Keywords: environmental crisis, religious environmentalism, ecology, religion


1. Introduction

Environmental disasters have been a natural part of the Earth's processes, but the current environmental crisis is distinctively a result of the Anthropocene era – the Age of Humans. In this unofficial geological epoch, humans have become a force of nature, capable of influencing and altering natural processes, leading to an escalating global environmental crisis. This crisis poses a threat to the progress humanity has achieved in economic and social development, and risks leaving future generations with a depleted and weakened planet. It is a dilemma that cannot be addressed by a single sector of society, politicians, or scientific experts alone. The global consensus is that an effective solution to ecological concerns requires an interdisciplinary, dialectical, and dialogical approach that engages the collaborative minds and hearts of a diverse group of individuals, groups, organizations, and institutions.

The gravity of the situation demands urgent action. As Rachel Carson prophetically asserted towards the end of her classic 1962 book Silent Spring, “We stand where two roads diverge. But unlike the roads in Robert Frost’s familiar poem, they are not equally fair. The road we have long been traveling is deceptively easy, a smooth superhighway on which we progress with great speed, but at its end lies disaster. The other fork of the road – the one ‘less traveled by’ – offers our last, our only chance to reach a destination that assures the preservation of our earth.”[1] The choices we make in the coming years will determine whether we leave behind a legacy of destruction or take bold steps towards a more sustainable future. It is time for us to rise to the challenge and safeguard the earth not only for future generations but for the very integrity of nature itself. To tackle this crisis, scientific and technological knowledge must be applied to social, economic, and legal policies. However, this must also be accompanied by political will, ethical awareness, and personal and religious commitment to act in the best interests of the environment. Only by bringing together a wide range of perspectives and expertise can we hope to find a sustainable solution to the environmental challenges we face. From this perspective, religion has an indispensable role to play in contributing to the discourse and collaborative actions needed to address one of the most difficult dilemmas of our time. 

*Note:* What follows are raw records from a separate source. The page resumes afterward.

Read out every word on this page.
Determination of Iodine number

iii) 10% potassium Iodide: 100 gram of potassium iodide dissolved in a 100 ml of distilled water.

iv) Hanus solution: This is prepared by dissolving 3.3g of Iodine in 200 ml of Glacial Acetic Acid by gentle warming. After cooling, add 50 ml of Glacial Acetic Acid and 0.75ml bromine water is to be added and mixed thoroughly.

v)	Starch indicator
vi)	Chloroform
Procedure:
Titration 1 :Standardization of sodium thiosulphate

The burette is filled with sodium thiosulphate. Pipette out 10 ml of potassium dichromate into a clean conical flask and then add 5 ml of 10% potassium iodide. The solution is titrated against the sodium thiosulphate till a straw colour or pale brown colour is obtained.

2. Enduring Presence of Religion in the World 

Religious belief remains one of the most persistent and enduring aspects of human life in today's globalized world. A major study conducted by the Pew Research Center in 2015 revealed that an overwhelming majority (84 percent) of the world's population still maintains a religious affiliation.[2] In 2023, the World Population Review also published similar statistics with 85 percent of the world’s inhabitants adhering to a faith tradition.[3] According to Pew, while 16 percent of the population reported no religious affiliation, many of them acknowledged holding religious or spiritual beliefs, such as belief in God or some transcendent powers. Despite this, the study suggests that the global population of religiously unaffiliated people is declining, with only around 10% of the world's newborns between 2010 and 2015 born to unaffiliated mothers, even though they make up 16% of the global population.[4] In contrast, Muslims are experiencing a "baby boom," and are expected to have nearly caught up to Christians by 2050.[5] While social scientists have been forecasting the decline of religion due to increasing secularization, this prediction has not played out as expected. While secularization has been on the rise in Western Europe, North America, and various countries undergoing modernization,[6] religion has grown in prominence and number of adherents in other parts of the world.[7] While secularization is not an impossibility in various societies, the current and future state of religious life in the world indicates that there is no sign that the homo religiosus will disappear anytime soon. 

The evidence gathered through empirical studies points to an undeniable fact: religion has been an integral part of every human society, regardless of its technological progress or historical era. The unyielding presence of religion in our collective history is a testament to the enduring human quest for social, cultural, and spiritual advancement, alongside other dimensions of our existence. Frederick Streng, an American scholar of religion with a focus on East Asian religions, particularly Buddhism, refers to this pursuit as the "ultimate transformation." This transformation involves a comprehensive metamorphosis that extends beyond personal growth, encompassing social, political, and even cosmic dimensions. It is a profound change that alters the very essence of what it means to be human. According to Streng, religion serves as the means to this kind of transformation. He writes:

An ultimate transformation is a fundamental change from being caught up in the troubles of common existence (sin, ignorance) to living in such a way that one can cope at the deepest level with those troubles. That capacity for living allows one to experience the most authentic or deepest reality – the ultimate.[8]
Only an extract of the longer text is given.